December 20, 2005
JAMA Reacts to FY2006 Government Budget Proposal
Allocation to General Revenue of Tax Funds
Earmarked for Road Improvements Deemed Unacceptable
Itaru Koeda, Chairman
The Japanese government’s budget bill for fiscal year 2006 allocates to general revenue a portion of the tax funds earmarked exclusively for road network improvements, and furthermore calls for the expanded use of those funds. In response, the Japan Automobile Manufacturers Association (JAMA) wishes to go on record with the following comments on what it views as a dubious government decision.
- The tax revenue specifically earmarked for roads is generated through taxation imposed on automobile owners from the perspective of “benefits and burdens” and implemented with the purpose of improving the nation’s road network. Moreover, in consideration of the urgency of making such improvements, road network-designated taxes are currently assessed at a provisional rate that is approximately double the standard rate. This is premised on the principle of “no taxation without legal basis,” and with regard to decisions to establish road network-designated taxes, determine or extend provisional tax rates or take other steps, the current strategy was accepted on the basis of case-by-case National Diet deliberations to examine the intent and purpose of introducing each such tax, and followed by the allocation of the revenues thereof to road network improvements.
- In keeping with this logic, the stance advocated by JAMA is that the full value of the road network-designated tax revenue should be channelled into road improvements. In the event, however, that the tax revenue collected for this purpose exceeds the actual level of spending on road projects, JAMA maintains that the provisional tax rate should be abolished and that targeted funds should be left in the hands of taxpayers.

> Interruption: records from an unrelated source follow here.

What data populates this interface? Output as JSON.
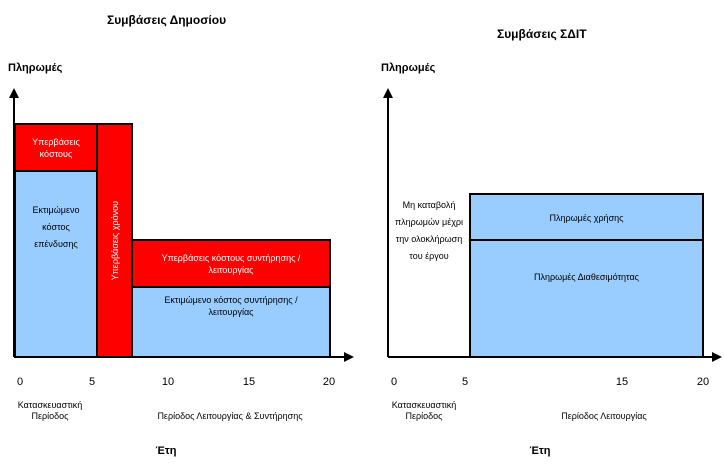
{
  "left": {
    "title": "Συμβάσεις Δημοσίου",
    "ylabel": "Πληρωμές",
    "ticks": [
      "0",
      "5",
      "10",
      "15",
      "20"
    ],
    "construction_period": "Κατασκευαστική Περίοδος",
    "operation_period": "Περίοδος Λειτουργίας & Συντήρησης",
    "xlabel": "Έτη",
    "blocks": {
      "estimated_investment": "Εκτιμώμενο κόστος επένδυσης",
      "cost_overrun": "Υπερβάσεις κόστους",
      "time_overrun": "Υπερβάσεις χρόνου",
      "om_cost_overrun": "Υπερβάσεις κόστους συντήρησης / λειτουργίας",
      "estimated_om": "Εκτιμώμενο κόστος συντήρησης / λειτουργίας"
    }
  },
  "right": {
    "title": "Συμβάσεις ΣΔΙΤ",
    "ylabel": "Πληρωμές",
    "ticks": [
      "0",
      "5",
      "15",
      "20"
    ],
    "construction_period": "Κατασκευαστική Περίοδος",
    "operation_period": "Περίοδος Λειτουργίας",
    "xlabel": "Έτη",
    "no_payment_note": "Μη καταβολή πληρωμών μέχρι την ολοκλήρωση του έργου",
    "blocks": {
      "usage_payments": "Πληρωμές χρήσης",
      "availability_payments": "Πληρωμές Διαθεσιμότητας"
    }
  },
  "colors": {
    "blue": "#99ccff",
    "red": "#ff0000",
    "axis": "#000000"
  }
}
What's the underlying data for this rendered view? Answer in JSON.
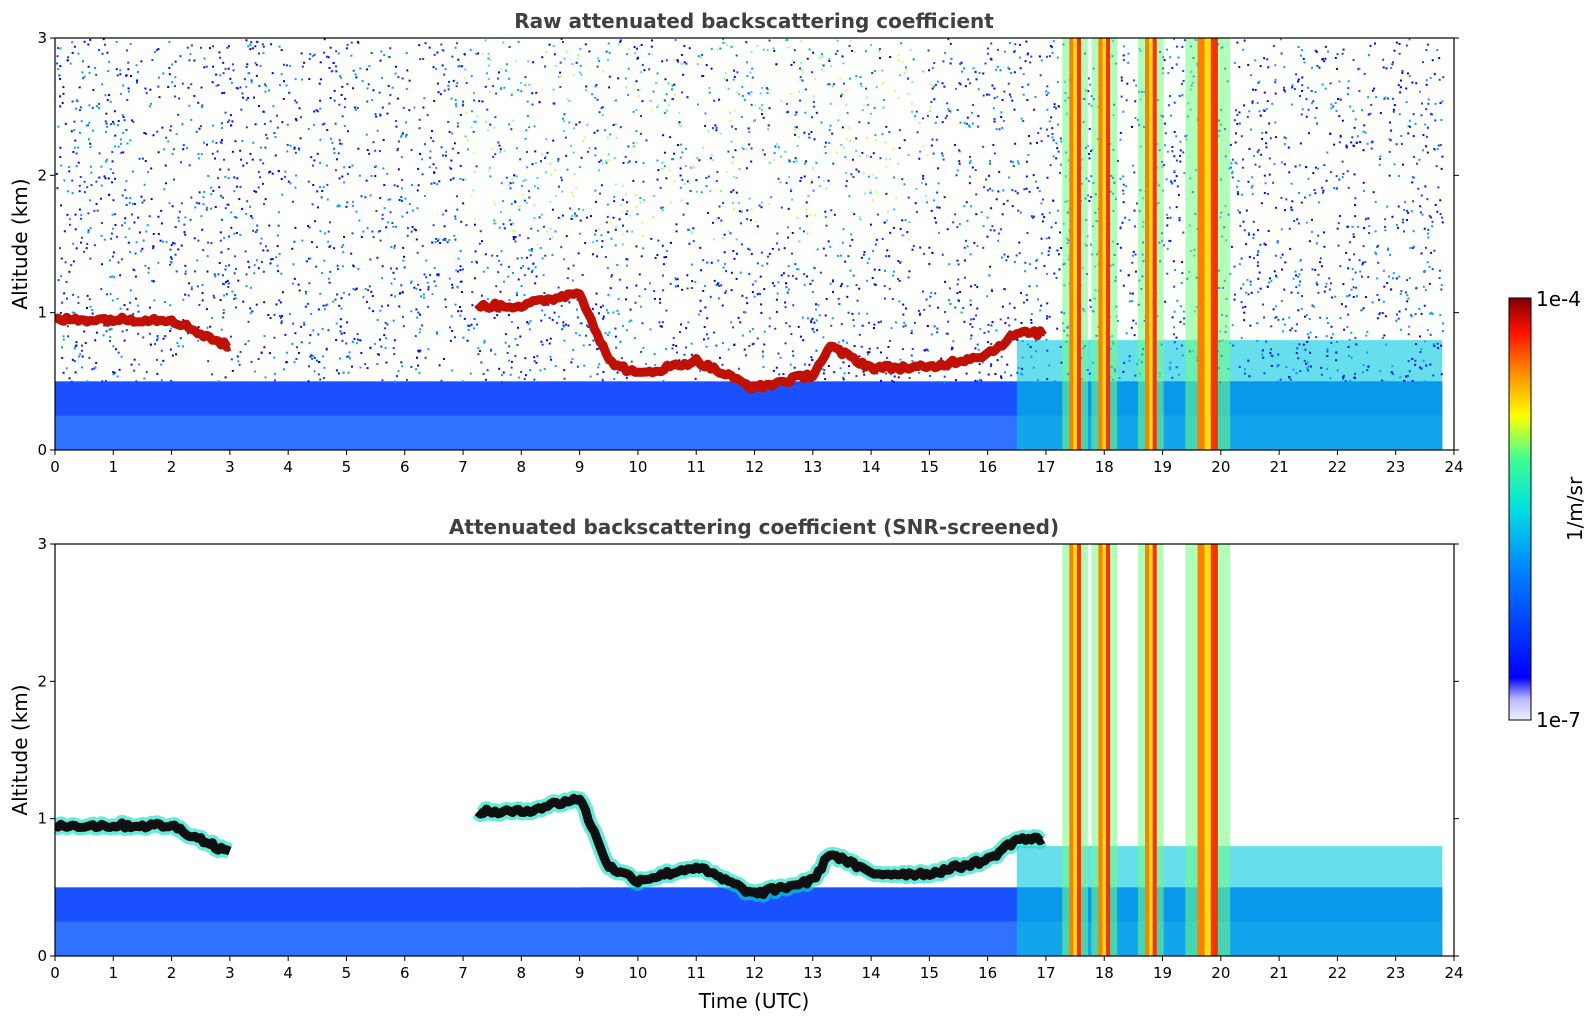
{
  "chart_data": [
    {
      "type": "heatmap",
      "title": "Raw attenuated backscattering coefficient",
      "xlabel": "",
      "ylabel": "Altitude (km)",
      "xlim": [
        0,
        24
      ],
      "ylim": [
        0,
        3
      ],
      "x_ticks": [
        "0",
        "1",
        "2",
        "3",
        "4",
        "5",
        "6",
        "7",
        "8",
        "9",
        "10",
        "11",
        "12",
        "13",
        "14",
        "15",
        "16",
        "17",
        "18",
        "19",
        "20",
        "21",
        "22",
        "23",
        "24"
      ],
      "y_ticks": [
        "0",
        "1",
        "2",
        "3"
      ],
      "data_end_time": 23.8,
      "cloud_layer": {
        "time_utc": [
          0,
          1,
          2,
          3,
          4,
          7.2,
          8,
          9,
          9.5,
          10,
          11,
          12,
          13,
          13.3,
          14,
          15,
          16,
          16.5,
          17
        ],
        "altitude_km": [
          0.95,
          0.95,
          0.95,
          0.75,
          null,
          1.05,
          1.05,
          1.15,
          0.65,
          0.55,
          0.65,
          0.45,
          0.55,
          0.75,
          0.6,
          0.6,
          0.7,
          0.85,
          0.85
        ]
      },
      "intense_columns_utc": [
        [
          17.4,
          17.6
        ],
        [
          17.9,
          18.1
        ],
        [
          18.7,
          18.9
        ],
        [
          19.6,
          19.95
        ]
      ],
      "ground_layer_top_km": 0.5,
      "noise": true
    },
    {
      "type": "heatmap",
      "title": "Attenuated backscattering coefficient (SNR-screened)",
      "xlabel": "Time (UTC)",
      "ylabel": "Altitude (km)",
      "xlim": [
        0,
        24
      ],
      "ylim": [
        0,
        3
      ],
      "x_ticks": [
        "0",
        "1",
        "2",
        "3",
        "4",
        "5",
        "6",
        "7",
        "8",
        "9",
        "10",
        "11",
        "12",
        "13",
        "14",
        "15",
        "16",
        "17",
        "18",
        "19",
        "20",
        "21",
        "22",
        "23",
        "24"
      ],
      "y_ticks": [
        "0",
        "1",
        "2",
        "3"
      ],
      "data_end_time": 23.8,
      "cloud_layer": {
        "time_utc": [
          0,
          1,
          2,
          3,
          4,
          7.2,
          8,
          9,
          9.5,
          10,
          11,
          12,
          13,
          13.3,
          14,
          15,
          16,
          16.5,
          17
        ],
        "altitude_km": [
          0.95,
          0.95,
          0.95,
          0.75,
          null,
          1.05,
          1.05,
          1.15,
          0.65,
          0.55,
          0.65,
          0.45,
          0.55,
          0.75,
          0.6,
          0.6,
          0.7,
          0.85,
          0.85
        ]
      },
      "intense_columns_utc": [
        [
          17.4,
          17.6
        ],
        [
          17.9,
          18.1
        ],
        [
          18.7,
          18.9
        ],
        [
          19.6,
          19.95
        ]
      ],
      "ground_layer_top_km": 0.5,
      "noise": false
    }
  ],
  "colorbar": {
    "label": "1/m/sr",
    "max_label": "1e-4",
    "min_label": "1e-7",
    "min_value": 1e-07,
    "max_value": 0.0001,
    "scale": "log",
    "colormap": "jet",
    "colors": [
      "#ffffff",
      "#0000ff",
      "#00bfff",
      "#00ffa0",
      "#ffff00",
      "#ff8000",
      "#ff0000",
      "#800000"
    ]
  }
}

- Furthermore, the fiscal 2006 budget bill [Ministry of Finance draft] recently announced by the government decrees that, of the taxpayer revenue earmarked exclusively for the nation’s road network, some 47.2 billion yen is to be allocated to general revenue to “retroactively adjust,” according to the government’s explanation, the supply of funds that were designated for road improvements in supplementary national budgets in fiscal 2003 through fiscal 2005. JAMA opposes this move because in reality, it represents nothing more than a pretext for diverting surpluses in road network-designated taxpayer revenue—surpluses which, moreover, were artificially created by the establishment of a spending ceiling—to general revenue, a category obviously far removed in purpose from the road network-designated funds. The decision to shift tax revenue earmarked exclusively for the national road network to general revenue is thus not only objectionable in principle, it also blatantly disregards the needs and wishes of automobile users, and is therefore totally unacceptable to JAMA and the automotive industry in general. Furthermore, as regards the proposed expanded use of this tax revenue, JAMA demands that any such expanded use gain the thorough understanding of taxpayers and be strictly limited to items of which they are fully aware.